No, you leave me out of it. If you love that person you sit them down and you tell them they need to be saved. If they say that they are saved already, then you tell them they’re the only one who thinks so. Don’t coddle them. Don’t soft pedal them. You may be rescuing a soul from Hell.
They must be born again.
RENEWING
Now I’m running out of time so I’m going to be very brief about this next point and then I want to make some things very clear about Justification.
We’ve talked about regeneration. That is what God does and it is an immediate and one time thing. Just like being born from your mother’s womb. It doesn’t happen again, and it isn’t an ongoing process. You are born, and as soon as that birth process is over and you are out and breathing on your own, the birth is done.
Paul says to Titus, “…and renewing by the Holy Spirit”. That is a reference to sanctification. That is a process that begins when you are born again, and continues until you are glorified and in Heaven.

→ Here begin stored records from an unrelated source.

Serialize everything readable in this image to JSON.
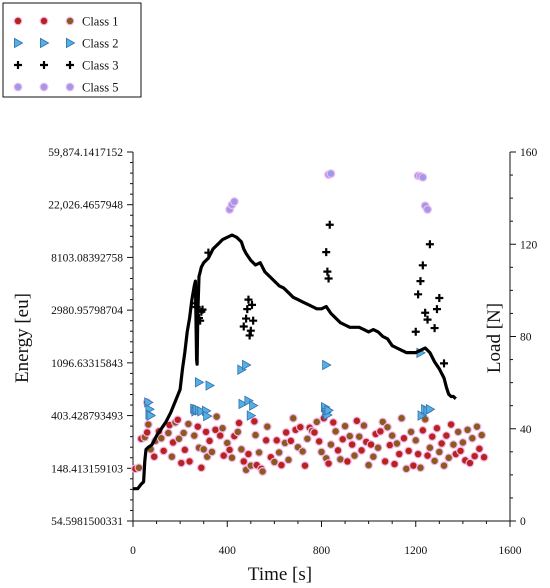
{
  "chart_data": {
    "type": "scatter",
    "title": "",
    "xlabel": "Time [s]",
    "ylabel_left": "Energy [eu]",
    "ylabel_right": "Load [N]",
    "xlim": [
      0,
      1600
    ],
    "x_ticks": [
      0,
      400,
      800,
      1200,
      1600
    ],
    "ylim_left_ln": [
      4,
      11
    ],
    "y_left_scale": "natural-log (e^4 … e^11)",
    "y_left_ticks": [
      "54.5981500331",
      "148.413159103",
      "403.428793493",
      "1096.63315843",
      "2980.95798704",
      "8103.08392758",
      "22,026.4657948",
      "59,874.1417152"
    ],
    "ylim_right": [
      0,
      160
    ],
    "y_right_ticks": [
      0,
      40,
      80,
      120,
      160
    ],
    "grid": false,
    "legend_position": "top-left",
    "legend": [
      {
        "label": "Class 1",
        "marker": "circle",
        "fill": "#b8231b",
        "alt_fill": "#8b5a1c"
      },
      {
        "label": "Class 2",
        "marker": "triangle-right",
        "fill": "#4fb1e6"
      },
      {
        "label": "Class 3",
        "marker": "plus",
        "fill": "#000000"
      },
      {
        "label": "Class 5",
        "marker": "circle",
        "fill": "#9e9ae8"
      }
    ],
    "series": [
      {
        "name": "Class 1",
        "axis": "left",
        "points": [
          [
            10,
            4.99
          ],
          [
            25,
            5.01
          ],
          [
            35,
            5.56
          ],
          [
            50,
            5.59
          ],
          [
            60,
            5.68
          ],
          [
            65,
            5.83
          ],
          [
            60,
            6.25
          ],
          [
            75,
            5.36
          ],
          [
            90,
            5.22
          ],
          [
            95,
            5.52
          ],
          [
            110,
            5.7
          ],
          [
            120,
            5.57
          ],
          [
            130,
            5.33
          ],
          [
            150,
            5.67
          ],
          [
            155,
            5.82
          ],
          [
            165,
            5.22
          ],
          [
            170,
            5.49
          ],
          [
            180,
            5.87
          ],
          [
            190,
            5.92
          ],
          [
            195,
            5.56
          ],
          [
            205,
            5.1
          ],
          [
            215,
            5.67
          ],
          [
            220,
            5.35
          ],
          [
            235,
            5.84
          ],
          [
            240,
            5.13
          ],
          [
            260,
            5.62
          ],
          [
            275,
            5.79
          ],
          [
            280,
            5.39
          ],
          [
            290,
            5.01
          ],
          [
            300,
            5.36
          ],
          [
            310,
            5.69
          ],
          [
            315,
            5.22
          ],
          [
            325,
            5.52
          ],
          [
            335,
            5.31
          ],
          [
            350,
            5.73
          ],
          [
            355,
            5.98
          ],
          [
            370,
            5.62
          ],
          [
            380,
            5.76
          ],
          [
            385,
            5.24
          ],
          [
            400,
            5.48
          ],
          [
            410,
            5.35
          ],
          [
            420,
            5.2
          ],
          [
            430,
            5.61
          ],
          [
            445,
            5.69
          ],
          [
            450,
            5.86
          ],
          [
            460,
            5.36
          ],
          [
            470,
            5.13
          ],
          [
            480,
            4.97
          ],
          [
            490,
            5.27
          ],
          [
            500,
            5.05
          ],
          [
            515,
            5.89
          ],
          [
            520,
            5.63
          ],
          [
            525,
            5.06
          ],
          [
            535,
            5.3
          ],
          [
            545,
            4.99
          ],
          [
            550,
            4.94
          ],
          [
            565,
            5.53
          ],
          [
            570,
            5.79
          ],
          [
            585,
            5.21
          ],
          [
            600,
            5.12
          ],
          [
            610,
            5.53
          ],
          [
            620,
            5.3
          ],
          [
            630,
            5.06
          ],
          [
            645,
            5.48
          ],
          [
            650,
            5.68
          ],
          [
            660,
            5.16
          ],
          [
            670,
            5.52
          ],
          [
            680,
            5.95
          ],
          [
            690,
            5.73
          ],
          [
            700,
            5.4
          ],
          [
            710,
            5.78
          ],
          [
            720,
            5.32
          ],
          [
            730,
            5.05
          ],
          [
            740,
            5.56
          ],
          [
            750,
            5.77
          ],
          [
            760,
            5.71
          ],
          [
            770,
            5.68
          ],
          [
            780,
            5.88
          ],
          [
            790,
            5.51
          ],
          [
            800,
            5.31
          ],
          [
            810,
            5.95
          ],
          [
            820,
            5.19
          ],
          [
            830,
            5.09
          ],
          [
            840,
            5.45
          ],
          [
            850,
            5.87
          ],
          [
            860,
            5.7
          ],
          [
            870,
            5.34
          ],
          [
            880,
            5.17
          ],
          [
            890,
            5.55
          ],
          [
            900,
            5.8
          ],
          [
            910,
            5.13
          ],
          [
            920,
            5.61
          ],
          [
            930,
            5.45
          ],
          [
            940,
            5.24
          ],
          [
            950,
            5.9
          ],
          [
            960,
            5.6
          ],
          [
            970,
            5.34
          ],
          [
            980,
            5.81
          ],
          [
            990,
            5.5
          ],
          [
            1000,
            5.06
          ],
          [
            1010,
            5.45
          ],
          [
            1020,
            5.22
          ],
          [
            1030,
            5.65
          ],
          [
            1040,
            5.39
          ],
          [
            1050,
            5.7
          ],
          [
            1060,
            5.88
          ],
          [
            1070,
            5.13
          ],
          [
            1080,
            5.78
          ],
          [
            1090,
            5.44
          ],
          [
            1100,
            5.62
          ],
          [
            1110,
            5.08
          ],
          [
            1120,
            5.47
          ],
          [
            1130,
            5.27
          ],
          [
            1140,
            5.95
          ],
          [
            1150,
            5.57
          ],
          [
            1160,
            4.99
          ],
          [
            1170,
            5.33
          ],
          [
            1180,
            5.69
          ],
          [
            1190,
            5.05
          ],
          [
            1200,
            5.53
          ],
          [
            1210,
            5.27
          ],
          [
            1220,
            5.01
          ],
          [
            1230,
            5.72
          ],
          [
            1240,
            5.93
          ],
          [
            1250,
            5.24
          ],
          [
            1260,
            5.39
          ],
          [
            1270,
            5.6
          ],
          [
            1280,
            5.14
          ],
          [
            1290,
            5.76
          ],
          [
            1300,
            5.31
          ],
          [
            1310,
            5.47
          ],
          [
            1320,
            5.05
          ],
          [
            1330,
            5.62
          ],
          [
            1340,
            5.2
          ],
          [
            1350,
            5.83
          ],
          [
            1360,
            5.45
          ],
          [
            1370,
            5.27
          ],
          [
            1380,
            5.69
          ],
          [
            1390,
            5.33
          ],
          [
            1400,
            5.49
          ],
          [
            1410,
            5.15
          ],
          [
            1420,
            5.73
          ],
          [
            1430,
            5.1
          ],
          [
            1440,
            5.57
          ],
          [
            1450,
            5.23
          ],
          [
            1460,
            5.79
          ],
          [
            1470,
            5.37
          ],
          [
            1480,
            5.63
          ],
          [
            1490,
            5.21
          ]
        ]
      },
      {
        "name": "Class 2",
        "axis": "left",
        "points": [
          [
            65,
            6.25
          ],
          [
            70,
            6.12
          ],
          [
            70,
            6.02
          ],
          [
            75,
            6.0
          ],
          [
            280,
            6.63
          ],
          [
            260,
            6.13
          ],
          [
            265,
            6.08
          ],
          [
            270,
            6.12
          ],
          [
            280,
            6.1
          ],
          [
            290,
            6.08
          ],
          [
            310,
            6.09
          ],
          [
            315,
            5.99
          ],
          [
            325,
            6.57
          ],
          [
            460,
            6.87
          ],
          [
            465,
            6.22
          ],
          [
            480,
            6.96
          ],
          [
            490,
            6.28
          ],
          [
            500,
            6.0
          ],
          [
            510,
            6.19
          ],
          [
            820,
            6.96
          ],
          [
            815,
            6.16
          ],
          [
            820,
            6.06
          ],
          [
            825,
            6.01
          ],
          [
            830,
            6.1
          ],
          [
            1220,
            7.19
          ],
          [
            1225,
            6.0
          ],
          [
            1240,
            6.12
          ],
          [
            1250,
            6.09
          ],
          [
            1260,
            6.12
          ]
        ]
      },
      {
        "name": "Class 3",
        "axis": "left",
        "points": [
          [
            265,
            8.13
          ],
          [
            270,
            8.06
          ],
          [
            280,
            7.85
          ],
          [
            285,
            7.8
          ],
          [
            290,
            7.97
          ],
          [
            295,
            8.01
          ],
          [
            320,
            9.09
          ],
          [
            470,
            7.69
          ],
          [
            480,
            7.84
          ],
          [
            485,
            8.02
          ],
          [
            490,
            8.2
          ],
          [
            495,
            7.52
          ],
          [
            500,
            7.61
          ],
          [
            505,
            8.1
          ],
          [
            510,
            7.8
          ],
          [
            820,
            9.1
          ],
          [
            825,
            8.73
          ],
          [
            830,
            8.6
          ],
          [
            835,
            9.62
          ],
          [
            1200,
            7.59
          ],
          [
            1210,
            8.3
          ],
          [
            1220,
            8.55
          ],
          [
            1230,
            8.85
          ],
          [
            1240,
            7.95
          ],
          [
            1250,
            7.82
          ],
          [
            1260,
            9.25
          ],
          [
            1280,
            7.66
          ],
          [
            1290,
            8.02
          ],
          [
            1300,
            8.23
          ],
          [
            1320,
            6.99
          ]
        ]
      },
      {
        "name": "Class 5",
        "axis": "left",
        "points": [
          [
            410,
            9.91
          ],
          [
            420,
            10.0
          ],
          [
            430,
            10.06
          ],
          [
            830,
            10.57
          ],
          [
            840,
            10.59
          ],
          [
            1210,
            10.55
          ],
          [
            1220,
            10.54
          ],
          [
            1230,
            10.52
          ],
          [
            1240,
            9.98
          ],
          [
            1250,
            9.91
          ]
        ]
      },
      {
        "name": "Load",
        "axis": "right",
        "line": [
          [
            0,
            14
          ],
          [
            20,
            14
          ],
          [
            35,
            16
          ],
          [
            45,
            17
          ],
          [
            50,
            26
          ],
          [
            55,
            31
          ],
          [
            65,
            32
          ],
          [
            80,
            33
          ],
          [
            100,
            37
          ],
          [
            120,
            40
          ],
          [
            140,
            43
          ],
          [
            160,
            47
          ],
          [
            180,
            52
          ],
          [
            200,
            57
          ],
          [
            210,
            66
          ],
          [
            220,
            73
          ],
          [
            230,
            82
          ],
          [
            240,
            88
          ],
          [
            250,
            96
          ],
          [
            260,
            102
          ],
          [
            265,
            104
          ],
          [
            270,
            70
          ],
          [
            272,
            68
          ],
          [
            275,
            90
          ],
          [
            280,
            106
          ],
          [
            285,
            108
          ],
          [
            290,
            110
          ],
          [
            300,
            112
          ],
          [
            320,
            114
          ],
          [
            340,
            118
          ],
          [
            360,
            120
          ],
          [
            380,
            122
          ],
          [
            400,
            123
          ],
          [
            420,
            124
          ],
          [
            440,
            123
          ],
          [
            460,
            121
          ],
          [
            470,
            118
          ],
          [
            480,
            116
          ],
          [
            500,
            113
          ],
          [
            520,
            111
          ],
          [
            540,
            112
          ],
          [
            560,
            108
          ],
          [
            580,
            106
          ],
          [
            600,
            104
          ],
          [
            620,
            102
          ],
          [
            640,
            101
          ],
          [
            660,
            99
          ],
          [
            680,
            97
          ],
          [
            700,
            96
          ],
          [
            720,
            95
          ],
          [
            740,
            94
          ],
          [
            760,
            93
          ],
          [
            780,
            92
          ],
          [
            800,
            92
          ],
          [
            820,
            93
          ],
          [
            840,
            90
          ],
          [
            860,
            88
          ],
          [
            880,
            86
          ],
          [
            900,
            85
          ],
          [
            920,
            84
          ],
          [
            940,
            84
          ],
          [
            960,
            84
          ],
          [
            980,
            83
          ],
          [
            1000,
            82
          ],
          [
            1020,
            83
          ],
          [
            1040,
            82
          ],
          [
            1060,
            80
          ],
          [
            1080,
            79
          ],
          [
            1100,
            76
          ],
          [
            1120,
            75
          ],
          [
            1140,
            74
          ],
          [
            1160,
            73
          ],
          [
            1180,
            73
          ],
          [
            1200,
            73
          ],
          [
            1220,
            74
          ],
          [
            1240,
            75
          ],
          [
            1260,
            73
          ],
          [
            1280,
            69
          ],
          [
            1300,
            66
          ],
          [
            1320,
            62
          ],
          [
            1330,
            58
          ],
          [
            1340,
            55
          ],
          [
            1350,
            54
          ],
          [
            1360,
            54
          ],
          [
            1370,
            53
          ]
        ]
      }
    ]
  }
}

It’s a renewal. It is a perpetual cleansing process being accomplished by God with you as a willing and yielded partner, in that you cooperate with the process.
So you are born and you continue to grow in strength and maturity. That’s regeneration and renewal by the Holy Spirit, whom God poured out upon us richly through Christ our Savior. That’s verse 6
People we cannot make a distinction between Christ and the Holy Spirit in regards to our salvation and the work of sanctification. To do so is to depart from Biblical truth.
God the Father, God the Son, God the Holy Spirit work together in us and with us to conform us to the image of Christ, and it was the Father’s good pleasure to lavish upon us His Spirit for the accomplishment of all that He wills for us, because He loved us and His mercy, kindness and love for us is thus made manifest.
Look at verse seven and we’ll end.
JUSTIFICATION
“…that being justified by His grace we might be made heirs according to the hope of eternal life.”
My instructor in Romans in Bible College said that it wasn’t until he came to understand the doctrine of justification that he had assurance of his salvation.
He said every time an evangelist came to town over the first 23 years of his life, he’d be down there at the altar giving his heart to Jesus again, but never knowing the peace that comes with confidence that he was acceptable to God.
Let’s define the word and then apply it. Most of you here have heard my definition many times. Some of you can even quote it.
Justification, or to be justified, means that I have been declared to be right with God through faith in the shed blood of Christ and His resurrection, alone.
I heard Hendriksen quoted, and I couldn’t find it myself so I’ll just trust that the preacher I heard knew what he was talking about, when he quoted Hendriksen as defining justification as “That act of God the Father, whereby he counts our sin to be Christ’s, and Christ’s righteousness to be ours”.
I had a friend who was fond of saying, “I’ve come to believe that there’s two kinds of people in this world; sinners lost and sinners saved”.
And there, I believe, is the thinking that violates the definition of justification and keeps men bound in error and doing all kinds of hoop jumping to try and keep themselves saved.
If you are born again and the Holy Spirit of God is in you, you are no longer a sinner.
Now listen to me. I didn’t say you don’t sin. We will have to put down the sin nature in us until we are glorified, and we will sin. The Bible says so; and it also makes provision for our sins in that if we confess our sins to God He is faithful and righteous to forgive us our sins and to cleanse us from all unrighteousness.
But where you may struggle with sin and will sin, you are no longer a sinner by definition. You are born again, a new creation in Christ, adopted into God’s heavenly family, and heirs according to the hope of eternal life.
God has declared you to be in right standing with him, clothed not in your own righteousness but in Christ’s righteousness, and cleansed forever of the guilt of sin because He reckoned your sin to be Christ’s, and Christ’s righteousness to be yours. There is nothing you can ever do to make yourself more acceptable to God because the moment you were ‘again born’ you were as acceptable to Him as His own Son, Jesus Christ.
That’s justification. It is the opposite of condemnation, and there is no longer any condemnation for those who are in Christ, who paid your penalty in full on the cross.
You were guilty, He took your guilt. You were dead, He gave you rebirth. You were unwashed, He washed you with the renewal of the Holy Spirit. By His grace he declared you justified and made you an heir according to the hope of eternal life.
That’s ‘SAVED’.
Now you may have been an active member of the church for 50 years, or you may have only been calling yourself a Christian for a short time. None of that matters.
Length of time doesn’t matter, and your work in the church doesn’t matter, and your ability to quote scripture and sing hymns and use the Christian jargon doesn’t matter.
What matters is that you know in your heart and with no doubt in your mind that you are born again. That no matter what kind of a person you were or are, God in his kindness and mercy has given you rebirth from Heaven, and you now have peace with Him through Jesus Christ.
If you don’t have that assurance, and you can not say in all confidence in God’s Word that you are saved, then don’t leave here today without making sure. I’m going to pray in closing, and I want you to search your own heart and invite Jesus to search it for you, and before you leave here today I want you to know without a doubt that if you were to get in a vehicle accident on the way home and be killed, that you would immediately be in the presence of your Savior, because He saved you, according to His mercy.
If you’ve never had that assurance before I want to tell you that you can have it now, today, and never doubt again. You can go away today saying I once was lost but now I’m saved. Saved!